I do like the idea of empowering your diagnosis to help others. I understand the disempowerment that comes from being mentally injured by something we signed up for. Our traumas behave a little differently because we chose to do this knowing risks were there but not knowing how the risks would eventually wear us down. Giving your PTSD a meaningful purpose would help many down the road, hopefully give you a chance to feel that there is a purpose for all of it.
 
That's another option he's thinking about. Talking with his doctors about the stress working puts him under. Maybe he shouldn't work right now? Like I said it's his major stressor. (now that I think about it its probably a trigger? These numbskulls' not doing their jobs. People could die!!)

We've been using a to do list o the fridge. Nothing crazy, five or six things. Get light bulbs, milk, clean kitchen floor... It helps with remembering and when something gets crossed off? It's validating. Little victories add up.

Start a list of your own. Small things to start with. We have a dry erase board we use. Grocery list. To do around the house. And important calls and appointments. We also use a calendar. These things keep him (and I) productive. It seems to help alot.

Hobbies? Do you have any hobbies? You mentioned cars. We have alot of car shows here. Do you have anything like that where you are? You can get out of the house and talk with people/or not about rebuilds and such....
 
I'm so glad I am not alone in feeling this. I used to look at everyone's job and ask myself - do I want to do that yes/no/maybe..no I want my career back... ugh and round and round it goes....
 
I can relate somewhat. Although I didn't want my career back, I think I found a new beginning. As weird as it may seem, I got a part time job at a funeral home. Low stress, nothing to do with prepping or dealing with the deceased. Just transporting flowers to the service and greeting people for services. Gives me a sense I'm still helping people, but not overwhelmed and nothing that causes triggers.
 
Gives me a sense I'm still helping people, but not overwhelmed and nothing that causes triggers.

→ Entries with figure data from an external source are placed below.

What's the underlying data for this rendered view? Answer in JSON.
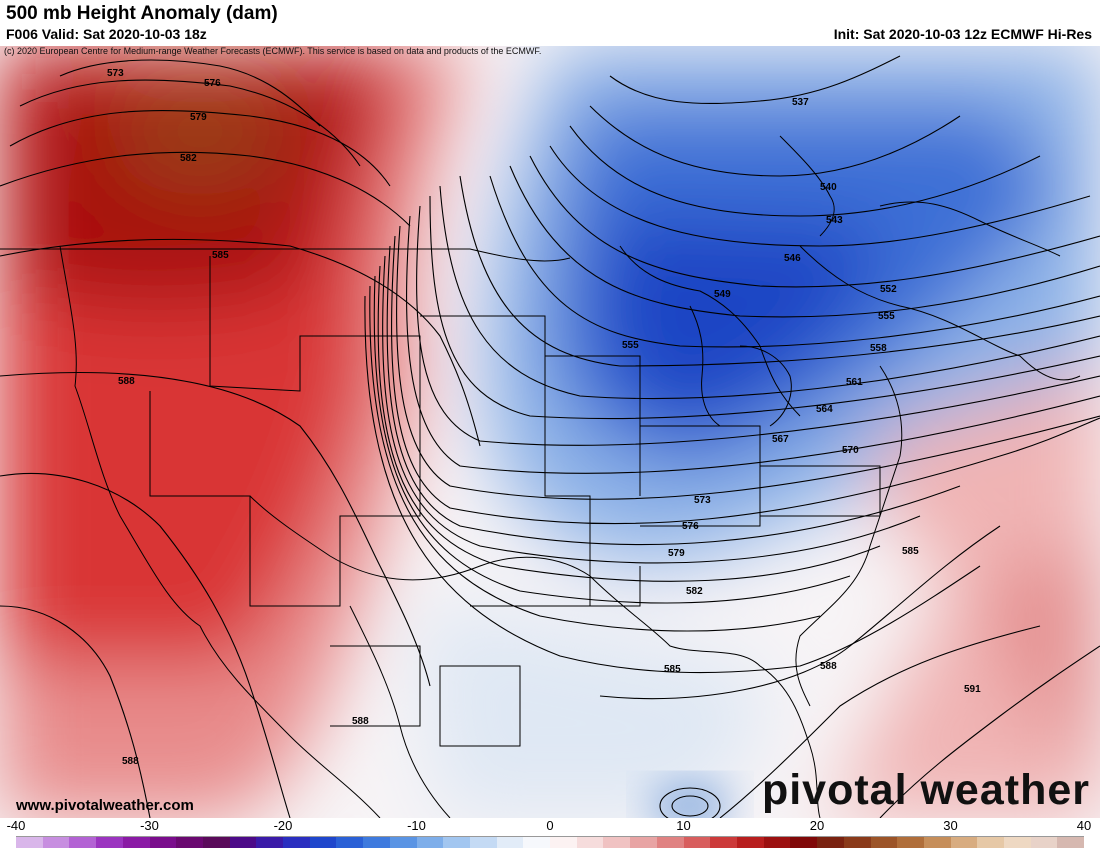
{
  "header": {
    "title": "500 mb Height Anomaly (dam)",
    "valid": "F006 Valid: Sat 2020-10-03 18z",
    "init": "Init: Sat 2020-10-03 12z ECMWF Hi-Res",
    "copyright": "(c) 2020 European Centre for Medium-range Weather Forecasts (ECMWF). This service is based on data and products of the ECMWF."
  },
  "footer": {
    "site": "www.pivotalweather.com",
    "brand": "pivotal weather"
  },
  "contours": [
    {
      "id": "573a",
      "label": "573"
    },
    {
      "id": "576a",
      "label": "576"
    },
    {
      "id": "579a",
      "label": "579"
    },
    {
      "id": "582a",
      "label": "582"
    },
    {
      "id": "585a",
      "label": "585"
    },
    {
      "id": "588a",
      "label": "588"
    },
    {
      "id": "537",
      "label": "537"
    },
    {
      "id": "540",
      "label": "540"
    },
    {
      "id": "543",
      "label": "543"
    },
    {
      "id": "546",
      "label": "546"
    },
    {
      "id": "549",
      "label": "549"
    },
    {
      "id": "552",
      "label": "552"
    },
    {
      "id": "555a",
      "label": "555"
    },
    {
      "id": "555b",
      "label": "555"
    },
    {
      "id": "558",
      "label": "558"
    },
    {
      "id": "561",
      "label": "561"
    },
    {
      "id": "564",
      "label": "564"
    },
    {
      "id": "567",
      "label": "567"
    },
    {
      "id": "570",
      "label": "570"
    },
    {
      "id": "573b",
      "label": "573"
    },
    {
      "id": "576b",
      "label": "576"
    },
    {
      "id": "579b",
      "label": "579"
    },
    {
      "id": "582b",
      "label": "582"
    },
    {
      "id": "585b",
      "label": "585"
    },
    {
      "id": "585c",
      "label": "585"
    },
    {
      "id": "588b",
      "label": "588"
    },
    {
      "id": "588c",
      "label": "588"
    },
    {
      "id": "588d",
      "label": "588"
    },
    {
      "id": "591",
      "label": "591"
    }
  ],
  "colorbar": {
    "ticks": [
      "-40",
      "-30",
      "-20",
      "-10",
      "0",
      "10",
      "20",
      "30",
      "40"
    ],
    "min": -40,
    "max": 40,
    "colors": [
      "#d9b6ea",
      "#c78ee0",
      "#b362d4",
      "#9b34c0",
      "#8a1aa5",
      "#7a0d8c",
      "#6a0870",
      "#5a0a5a",
      "#4c0a88",
      "#3a1aa8",
      "#2a2ec0",
      "#1f46cc",
      "#2a60d6",
      "#3e7ade",
      "#5a94e4",
      "#7eaeea",
      "#a2c6f0",
      "#c4daf4",
      "#e2ecf8",
      "#f6f8fc",
      "#fcf2f2",
      "#f6dcdc",
      "#f0c2c2",
      "#e8a4a4",
      "#e08282",
      "#d85e5e",
      "#cc3a3a",
      "#b81e1e",
      "#9c1010",
      "#800808",
      "#7a2210",
      "#8a3a1a",
      "#9c5428",
      "#b06e3a",
      "#c68e5a",
      "#d8ac80",
      "#e6c8a6",
      "#eed8c2",
      "#e8d2c8",
      "#d6b8b0"
    ]
  }
}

Unfortunately the organisation I worked for just threw me on the rubbish heap and told me (via their medics) I will never work again. So no re-training, no assistance to get back on my feet. So...I am still struggling to do just that and find something like what you described^^^^^.
 
Unfortunately, what you have gone through seems to be the norm. Agencies distance themselves from you and you are no longer a priority to them. After serving 22 years when my 1100 hours of sick time ran out I was placed on unpaid leave for about 6 weeks until my retirement board approved my retirement. This was a slap in the face since members who become a subject of a criminal investigation get to sit home and get paid while they are being investigated. The only way this will change is either new laws have to be made or agencies will have to be shamed into doing the right thing. I think the local media would enjoy stories like yours and mine. After 3 months of my official retirement date I finally had to email the city manager to get my credentials because no one had given them to me . I did not get to participate in the regular exit process and was treated like a leper. On the other hand I have forgiven those who mistreated me and have no ill-will toward anyone at my former agency. All that is now is a distant memory. So there is hope for you in the future. Rest, get well and you will also find something in the future if you want to work that will meet your needs. As a side note and a word of advice I just went through a transcendental meditation class and it has helped me sleep better, it has helped my disturbing dreams and it has helped my energy levels. And it has helped my quality of life overall. I would recommend Transcendental Meditation to anyone who is in a high-stress job or has suffered an emotional injury.